In partnership with the U of M’s Department of Electrical and Computer Engineering and the Program for Clinical AI within the Center for Learning Health Systems Sciences, the Center for Quality Outcomes, Discovery and Evaluation (C-QODE) within the Medical School’s Department of Surgery have partnered on an ‘AmbiScribe’ project to develop an AI-enabled medical assistant.

John Sartori, PhD, assistant professor in the Department of Electrical and Computer Engineering and C-QODE Director and Co-Investigator, Christopher J. Tignanelli, MD MS FACS FAMIA of the Department of Surgery, are embarking on a large research project to develop a dataset for retrospective model training. Spearheading technical expertise, the Department of Electrical and Computer Engineering will be responsible for developing and validating the AI medical assistant with the Medical School serving as the clinical subject matter expert.

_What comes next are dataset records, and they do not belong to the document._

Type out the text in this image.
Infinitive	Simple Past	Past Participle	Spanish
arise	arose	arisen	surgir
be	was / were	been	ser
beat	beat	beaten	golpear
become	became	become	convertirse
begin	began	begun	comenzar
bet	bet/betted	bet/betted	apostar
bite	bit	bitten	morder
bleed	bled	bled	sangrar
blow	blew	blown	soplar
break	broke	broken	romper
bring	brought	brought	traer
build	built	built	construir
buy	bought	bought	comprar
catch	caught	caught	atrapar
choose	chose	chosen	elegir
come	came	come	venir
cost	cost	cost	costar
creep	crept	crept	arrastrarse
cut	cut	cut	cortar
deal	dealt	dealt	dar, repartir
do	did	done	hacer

The electronic medical record (EMR) is an integral part of our healthcare system designed to improve the quality and efficiency of medical care provided to patients. Despite its advantages in providing streamlined access to patient data, however, the means of data entry into the EMR can actually detract from the care that patients receive from a medical provider. Multiple studies have shown that doctors are increasingly spending more time in front of a screen, navigating the EMR, than face to face with their patients.

Frustration with the EMR is consistently cited as a contributor to the epidemic of physician burnout. The process of documenting the details of an encounter is tedious and time-consuming, and when done in the patient room, often leads to “doc-in-a-box” lines of questioning, as providers attempt to fill out an electronic form in real-time. Physicians who use medical scribes show greater job satisfaction, decreased burnout, and increased efficiency. Medical scribe support is expensive, however, as it requires a 1:1 ratio of additional medical staffing. In parallel, the team will provide an IRB protocol for a prospective study to integrate real-time audio data going forward.

This research aims to create software – AmbiScribe – to address this gap by providing the benefits of an in-person scribe via ambient speech recognition and classification technology built into the provider’s computer. 

Goal and Significance

Our research aims to create software that provides the benefits of an in-person scribe via ambient speech recognition and classification technology. The software will have the ability to automatically navigate and populate the EHR based on a patient-provider conversation and structured EHR data. The software will also provide data-driven decision support to providers based on the same data. The goals of these software tools include improving clinical outcomes, reducing healthcare costs and improving patient and provider satisfaction.